The voice catalog (catalog/v1/models.json) is regenerated by
tools/catalog/build_catalog.py,
which scrapes the
sherpa-onnx TTS model index,
streams every release tarball through SHA-256 to compute integrity
hashes, and emits a deterministic JSON file. The
catalog-refresh workflow runs
the script every Monday on a free GitHub-hosted runner and commits the
new catalog directly to main.
Voice bundles aren't on every release tarball's allow-list yet — when
the runtime can't synthesize a family (because sherpa-onnx hasn't
shipped the JNI for it), the catalog flags those entries
available: false and the Browse screen surfaces them as
"Coming Soon".
The app itself is GPL-3.0 — see LICENSE.
Per-voice licenses vary and are captured in each catalog entry's
license field. The bundled Piper Amy voice is MIT upstream and is
redistributed under the same terms. Check the upstream source on
Hugging Face / GitHub before redistributing any individual voice
commercially.
- Hayai — the manga / novel reader that surfaces HayaiTTS as a TTS engine in its novel reader settings.

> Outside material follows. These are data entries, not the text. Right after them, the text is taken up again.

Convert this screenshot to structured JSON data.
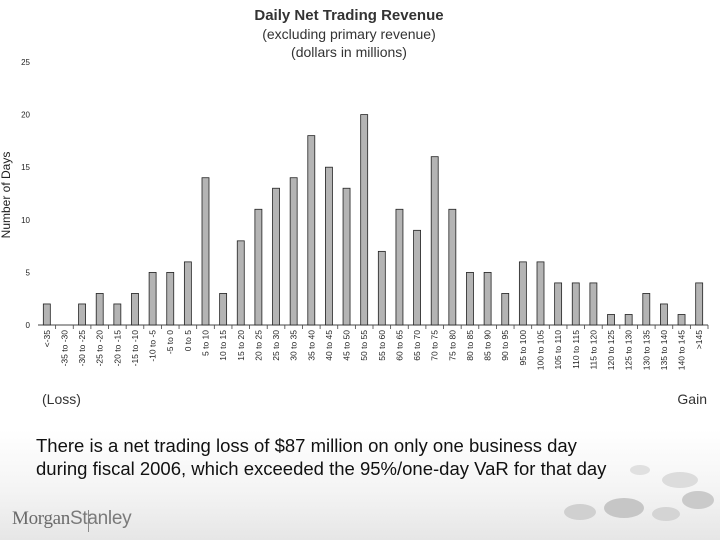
{
  "chart_data": {
    "type": "bar",
    "title": "Daily Net Trading Revenue",
    "subtitle_lines": [
      "(excluding primary revenue)",
      "(dollars in millions)"
    ],
    "ylabel": "Number of Days",
    "ylim": [
      0,
      25
    ],
    "yticks": [
      0,
      5,
      10,
      15,
      20,
      25
    ],
    "grid": false,
    "left_label": "(Loss)",
    "right_label": "Gain",
    "categories": [
      "<-35",
      "-35 to -30",
      "-30 to -25",
      "-25 to -20",
      "-20 to -15",
      "-15 to -10",
      "-10 to -5",
      "-5 to 0",
      "0 to 5",
      "5 to 10",
      "10 to 15",
      "15 to 20",
      "20 to 25",
      "25 to 30",
      "30 to 35",
      "35 to 40",
      "40 to 45",
      "45 to 50",
      "50 to 55",
      "55 to 60",
      "60 to 65",
      "65 to 70",
      "70 to 75",
      "75 to 80",
      "80 to 85",
      "85 to 90",
      "90 to 95",
      "95 to 100",
      "100 to 105",
      "105 to 110",
      "110 to 115",
      "115 to 120",
      "120 to 125",
      "125 to 130",
      "130 to 135",
      "135 to 140",
      "140 to 145",
      ">145"
    ],
    "values": [
      2,
      0,
      2,
      3,
      2,
      3,
      5,
      5,
      6,
      14,
      3,
      8,
      11,
      13,
      14,
      18,
      15,
      13,
      20,
      7,
      11,
      9,
      16,
      11,
      5,
      5,
      3,
      6,
      6,
      4,
      4,
      4,
      1,
      1,
      3,
      2,
      1,
      4
    ]
  },
  "caption": {
    "line1": "There is a net trading loss of $87 million on only one business day",
    "line2": "during fiscal 2006, which exceeded the 95%/one-day VaR for that day"
  },
  "logo": {
    "part1": "Morgan",
    "part2": "Stanley"
  },
  "colors": {
    "bar_fill": "#b4b4b4",
    "bar_stroke": "#222222",
    "axis": "#444444"
  }
}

- sherpa-onnx (Apache-2.0) — the on-device inference runtime.
- Piper voices — the upstream release artifacts for the Piper family.
PRs welcome. The build_check
workflow validates every PR against assembleRelease + assembleDebug
on Blacksmith. For UI changes, please attach a screenshot or short
screen recording — Compose previews and unit tests don't capture
motion/haptics, which is where most of our UX value lives.
For architecture, phase-by-phase history, the runtime smoke-test plan, and known limits, see ONBOARDING.md.